About the Author

Rees Quilford reflecting and writing in the dunes of the Bunurong Coast.

I name is Rees Quilford. I am a fifth-generation settler of Welsh-Irish descent. I am a father, a partner, a writer, a maker and a PhD student. I was born to, and live on, the unceded lands of the Bunurong/Boonwurrung on the southeast Victorian coast.

A Polaroid photograph left to develop in the shorebreak of Cape Paterson's Bay Beach.

This website documents a selection of mixed-media creative outputs from my project-based PhD 'Memoryscoping the Bunurong Coast: Speculating on the Intimate and Complex Histories of a Personally Significant Place'. The project sought to develop an intimate and respectful storytelling practice to understand and articulate the deeply personal but often contradictory connection I have with the Bunurong Coast and it's eclectic histories.

The culmination of this research project, spanning nearly a decade, has seen me develop a viable creative practice methodologymy memoryscopingthat encompasses amalgamate fusions of writing, Polaroid photography, videography, archival research and visitation.
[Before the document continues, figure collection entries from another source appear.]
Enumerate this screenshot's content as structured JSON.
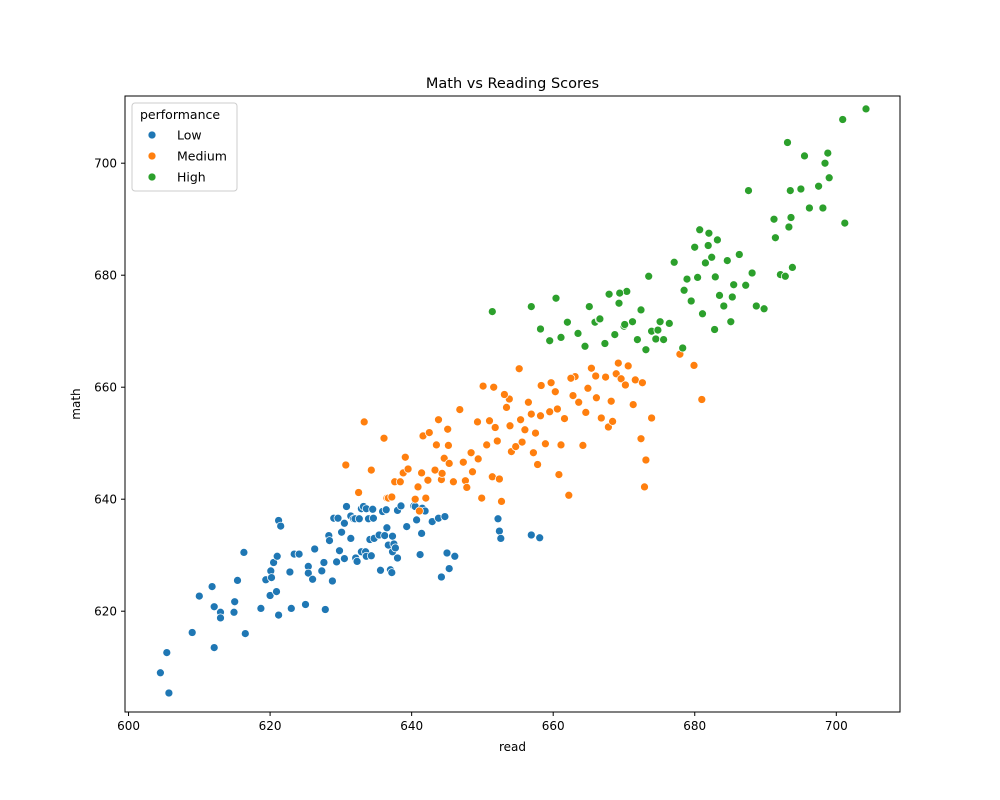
{
  "chart_data": {
    "type": "scatter",
    "title": "Math vs Reading Scores",
    "xlabel": "read",
    "ylabel": "math",
    "xlim": [
      599.5,
      709
    ],
    "ylim": [
      602,
      712
    ],
    "xticks": [
      600,
      620,
      640,
      660,
      680,
      700
    ],
    "yticks": [
      620,
      640,
      660,
      680,
      700
    ],
    "grid": false,
    "legend": {
      "title": "performance",
      "placement": "top-left"
    },
    "series": [
      {
        "name": "Low",
        "color": "#1f77b4",
        "points": [
          [
            604.5,
            609
          ],
          [
            605.7,
            605.4
          ],
          [
            605.4,
            612.6
          ],
          [
            609,
            616.2
          ],
          [
            610,
            622.7
          ],
          [
            611.8,
            624.4
          ],
          [
            612.1,
            620.8
          ],
          [
            612.1,
            613.5
          ],
          [
            613,
            619.8
          ],
          [
            613,
            618.8
          ],
          [
            614.9,
            619.8
          ],
          [
            615,
            621.7
          ],
          [
            615.4,
            625.5
          ],
          [
            616.3,
            630.5
          ],
          [
            616.5,
            616
          ],
          [
            618.7,
            620.5
          ],
          [
            619.4,
            625.6
          ],
          [
            620,
            622.8
          ],
          [
            620.1,
            627.2
          ],
          [
            620.2,
            626
          ],
          [
            620.5,
            628.7
          ],
          [
            621,
            629.8
          ],
          [
            620.9,
            623.5
          ],
          [
            621.2,
            636.2
          ],
          [
            621.2,
            619.3
          ],
          [
            621.5,
            635.2
          ],
          [
            622.8,
            627
          ],
          [
            623,
            620.5
          ],
          [
            623.4,
            630.2
          ],
          [
            624.1,
            630.2
          ],
          [
            625,
            621.2
          ],
          [
            625.4,
            628
          ],
          [
            625.4,
            626.8
          ],
          [
            626,
            625.7
          ],
          [
            626.3,
            631.1
          ],
          [
            627.3,
            627.2
          ],
          [
            627.6,
            628.7
          ],
          [
            627.8,
            620.3
          ],
          [
            628.3,
            633.5
          ],
          [
            628.4,
            632.6
          ],
          [
            628.8,
            625.4
          ],
          [
            629,
            636.6
          ],
          [
            629.4,
            628.8
          ],
          [
            629.6,
            636.6
          ],
          [
            629.8,
            630.8
          ],
          [
            630.1,
            634.1
          ],
          [
            630.5,
            635.7
          ],
          [
            630.5,
            629.4
          ],
          [
            630.8,
            638.7
          ],
          [
            631.4,
            637
          ],
          [
            631.4,
            633
          ],
          [
            631.8,
            636.5
          ],
          [
            632,
            636.5
          ],
          [
            632.1,
            629.5
          ],
          [
            632.3,
            628.9
          ],
          [
            632.6,
            636.5
          ],
          [
            632.9,
            630.6
          ],
          [
            632.9,
            638.3
          ],
          [
            633.2,
            638.7
          ],
          [
            633.5,
            630.6
          ],
          [
            633.6,
            629.8
          ],
          [
            633.6,
            638.3
          ],
          [
            633.9,
            636.5
          ],
          [
            634.1,
            632.8
          ],
          [
            634.3,
            629.9
          ],
          [
            634.5,
            638.2
          ],
          [
            634.6,
            636.6
          ],
          [
            634.7,
            633
          ],
          [
            635.4,
            633.6
          ],
          [
            635.6,
            627.3
          ],
          [
            635.9,
            637.8
          ],
          [
            636.2,
            633.5
          ],
          [
            636.4,
            638.1
          ],
          [
            636.5,
            634.9
          ],
          [
            636.7,
            631.8
          ],
          [
            637,
            627.4
          ],
          [
            637.2,
            626.9
          ],
          [
            637.3,
            633.4
          ],
          [
            637.3,
            630.6
          ],
          [
            637.5,
            632
          ],
          [
            637.7,
            631.3
          ],
          [
            638,
            629.5
          ],
          [
            638,
            638
          ],
          [
            638.5,
            638.8
          ],
          [
            639.3,
            635.1
          ],
          [
            640.3,
            638.8
          ],
          [
            640.5,
            638.7
          ],
          [
            640.7,
            636.3
          ],
          [
            641.2,
            630.1
          ],
          [
            641.4,
            633.9
          ],
          [
            641.5,
            638.4
          ],
          [
            641.9,
            637.9
          ],
          [
            642.9,
            636
          ],
          [
            643.8,
            636.6
          ],
          [
            644.2,
            626.1
          ],
          [
            644.7,
            636.9
          ],
          [
            645,
            630.4
          ],
          [
            645.3,
            627.6
          ],
          [
            646.1,
            629.8
          ],
          [
            652.2,
            636.5
          ],
          [
            652.4,
            634.3
          ],
          [
            652.6,
            633
          ],
          [
            656.9,
            633.6
          ],
          [
            658.1,
            633.1
          ]
        ]
      },
      {
        "name": "Medium",
        "color": "#ff7f0e",
        "points": [
          [
            630.7,
            646.1
          ],
          [
            632.5,
            641.2
          ],
          [
            633.3,
            653.8
          ],
          [
            634.3,
            645.2
          ],
          [
            636.1,
            650.9
          ],
          [
            636.5,
            640.2
          ],
          [
            636.7,
            640.2
          ],
          [
            637.2,
            640.4
          ],
          [
            637.6,
            643.1
          ],
          [
            638.4,
            643.1
          ],
          [
            638.8,
            644.7
          ],
          [
            639.1,
            647.5
          ],
          [
            639.5,
            645.4
          ],
          [
            640.5,
            640
          ],
          [
            640.9,
            642.2
          ],
          [
            641.1,
            637.9
          ],
          [
            641.4,
            644.7
          ],
          [
            641.6,
            651.3
          ],
          [
            642,
            640.2
          ],
          [
            642.3,
            643.4
          ],
          [
            642.5,
            651.9
          ],
          [
            643.3,
            645.2
          ],
          [
            643.5,
            649.7
          ],
          [
            643.8,
            654.2
          ],
          [
            644.2,
            643.5
          ],
          [
            644.3,
            644.6
          ],
          [
            644.6,
            647.3
          ],
          [
            645.1,
            652.5
          ],
          [
            645.2,
            649.6
          ],
          [
            645.3,
            646.4
          ],
          [
            645.9,
            643.1
          ],
          [
            647.3,
            646.6
          ],
          [
            647.6,
            643.3
          ],
          [
            647.8,
            642.1
          ],
          [
            648.4,
            648.3
          ],
          [
            648.6,
            644.9
          ],
          [
            649.4,
            647.2
          ],
          [
            649.9,
            640.2
          ],
          [
            650.6,
            649.7
          ],
          [
            651,
            654
          ],
          [
            651.4,
            644
          ],
          [
            651.8,
            652.8
          ],
          [
            652.1,
            650.4
          ],
          [
            652.4,
            643.6
          ],
          [
            652.7,
            639.6
          ],
          [
            653.4,
            656.4
          ],
          [
            653.8,
            657.9
          ],
          [
            653.9,
            653.1
          ],
          [
            654.1,
            648.5
          ],
          [
            654.7,
            649.4
          ],
          [
            655.4,
            654.2
          ],
          [
            655.6,
            650.2
          ],
          [
            656,
            652.4
          ],
          [
            656.5,
            657.3
          ],
          [
            657.2,
            648.3
          ],
          [
            657.5,
            651.8
          ],
          [
            657.8,
            646.2
          ],
          [
            658.2,
            654.9
          ],
          [
            658.9,
            649.9
          ],
          [
            659.5,
            655.6
          ],
          [
            659.7,
            660.8
          ],
          [
            660.3,
            659.2
          ],
          [
            660.8,
            644.4
          ],
          [
            661.1,
            649.7
          ],
          [
            661.6,
            654.4
          ],
          [
            662.2,
            640.7
          ],
          [
            662.8,
            658.5
          ],
          [
            663.1,
            661.9
          ],
          [
            663.6,
            657.3
          ],
          [
            664.2,
            649.6
          ],
          [
            664.9,
            659.8
          ],
          [
            665.4,
            663.4
          ],
          [
            666.1,
            658.1
          ],
          [
            666.8,
            654.5
          ],
          [
            667.4,
            661.8
          ],
          [
            667.8,
            652.9
          ],
          [
            668.2,
            657.5
          ],
          [
            668.9,
            662.4
          ],
          [
            669.6,
            661.5
          ],
          [
            670.2,
            660.4
          ],
          [
            670.6,
            663.8
          ],
          [
            671.3,
            656.9
          ],
          [
            671.6,
            661.3
          ],
          [
            672.4,
            650.8
          ],
          [
            672.9,
            642.2
          ],
          [
            673.1,
            647
          ],
          [
            673.9,
            654.5
          ],
          [
            677.9,
            665.9
          ],
          [
            679.9,
            663.9
          ],
          [
            681,
            657.8
          ],
          [
            650.1,
            660.2
          ],
          [
            651.6,
            660
          ],
          [
            655.2,
            663.3
          ],
          [
            658.3,
            660.3
          ],
          [
            662.5,
            661.6
          ],
          [
            666,
            662
          ],
          [
            669.2,
            664.3
          ],
          [
            672.6,
            660.8
          ],
          [
            646.8,
            656
          ],
          [
            649.3,
            653.8
          ],
          [
            653.1,
            658.7
          ],
          [
            656.9,
            655.2
          ],
          [
            660.6,
            656.1
          ],
          [
            664.6,
            655.5
          ],
          [
            668.4,
            653.9
          ]
        ]
      },
      {
        "name": "High",
        "color": "#2ca02c",
        "points": [
          [
            651.4,
            673.5
          ],
          [
            656.9,
            674.4
          ],
          [
            658.2,
            670.4
          ],
          [
            659.5,
            668.3
          ],
          [
            660.4,
            675.9
          ],
          [
            661.1,
            668.9
          ],
          [
            662,
            671.6
          ],
          [
            663.5,
            669.6
          ],
          [
            664.5,
            667.3
          ],
          [
            665.1,
            674.4
          ],
          [
            665.9,
            671.6
          ],
          [
            666.5,
            672.1
          ],
          [
            667.3,
            667.8
          ],
          [
            667.9,
            676.6
          ],
          [
            668.7,
            669.4
          ],
          [
            669.3,
            675
          ],
          [
            670,
            670.9
          ],
          [
            670.4,
            677.1
          ],
          [
            671.2,
            671.7
          ],
          [
            671.9,
            668.5
          ],
          [
            672.4,
            673.8
          ],
          [
            673.1,
            666.7
          ],
          [
            673.5,
            679.8
          ],
          [
            673.9,
            670
          ],
          [
            674.5,
            668.6
          ],
          [
            675.1,
            671.7
          ],
          [
            675.6,
            668.5
          ],
          [
            676.4,
            671.4
          ],
          [
            677.1,
            682.3
          ],
          [
            678.5,
            677.3
          ],
          [
            678.9,
            679.3
          ],
          [
            679.5,
            675.4
          ],
          [
            680,
            685
          ],
          [
            680.4,
            679.6
          ],
          [
            680.7,
            688.1
          ],
          [
            681.1,
            673.1
          ],
          [
            681.5,
            682.2
          ],
          [
            682,
            687.5
          ],
          [
            682.4,
            683.2
          ],
          [
            682.9,
            679.7
          ],
          [
            683.2,
            686.3
          ],
          [
            683.5,
            676.4
          ],
          [
            684.1,
            674.5
          ],
          [
            684.6,
            682.6
          ],
          [
            685.1,
            671.7
          ],
          [
            685.5,
            678.3
          ],
          [
            686.3,
            683.7
          ],
          [
            687.2,
            678.2
          ],
          [
            687.6,
            695.1
          ],
          [
            688.7,
            674.5
          ],
          [
            689.8,
            674
          ],
          [
            691.2,
            690
          ],
          [
            691.4,
            686.7
          ],
          [
            692.1,
            680.1
          ],
          [
            693.1,
            703.7
          ],
          [
            693.3,
            688.6
          ],
          [
            693.5,
            695.1
          ],
          [
            693.6,
            690.3
          ],
          [
            693.8,
            681.4
          ],
          [
            695,
            695.4
          ],
          [
            695.5,
            701.3
          ],
          [
            696.2,
            692
          ],
          [
            697.5,
            695.9
          ],
          [
            698.1,
            692
          ],
          [
            698.4,
            700
          ],
          [
            698.8,
            701.8
          ],
          [
            699,
            697.4
          ],
          [
            700.9,
            707.8
          ],
          [
            701.2,
            689.3
          ],
          [
            704.2,
            709.7
          ],
          [
            666.6,
            672.2
          ],
          [
            670.1,
            671.2
          ],
          [
            674.8,
            670.2
          ],
          [
            678.3,
            667
          ],
          [
            682.8,
            670.3
          ],
          [
            685.3,
            676.1
          ],
          [
            688.1,
            680.4
          ],
          [
            692.8,
            679.8
          ],
          [
            669.4,
            676.8
          ],
          [
            681.9,
            685.3
          ]
        ]
      }
    ]
  }
}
The creation of these deliberately intimate and localised histories of place coincided with a period of profound personal transformation.

My OneStep600 Polaroid camera on the post at the Cape Paterson Bay Beach.

It is a journey that has seen me embrace fatherhood and navigate the ups and downs of life, work, and study. That time also coincided with the world-changing rip and tear of the COVID pandemic, wars and genocide, and witnessing the ever-escalating impacts of the climate emergency.

Importantly, it also emcompassed the continuation of a reflective personal reconciliation journey where I have actively attempted to increase my awareness of, and appreciation for, what is involved in appropriate and respectful acknowledgement of Aboriginal culture and custodianship. It is an ongoing process that includes interrogating the discomforts, obligations and conforting truths of living on unceded Aboriginal land as a White Australian settler.

While that journey has fundamentally changed me, my deep-seated connection with the Bunurong Coast has only intensified. The primary concern of this research has remained developing a creative practice methodology to articulate and embody intimate yet respectful stories of a deeply special place. A place that both settles and unsettles me. I hope my storytelling experimentation does some justice to the magnificently daunting and complex messiness and beauty of this utterly enchanting part of the world.

A speculative hand annotated Polaroid photograph of the wominjeka signage that adorns the Bass Coast Shire Office in Wonthaggi.

I was born and live on Bunurong/Boonwurrung land. It is, and always will be, Aboriginal Land. I respectfully acknowledge Aboriginal Ancestors and Elders past, present and emerging. They are the traditional custodians and first storytellers of this place.

In terms of my position as a guest on these lands and waters, I state my lineage and purpose. I am Rees Quilford and I make a commitment to Bundjil and to the land of the Kulin. I will not harm the children. I will tread lightly on the land and waterways. I will try to understand my ways of knowing, my ways of doing, and my ways of being. I will listen to what this place tells me.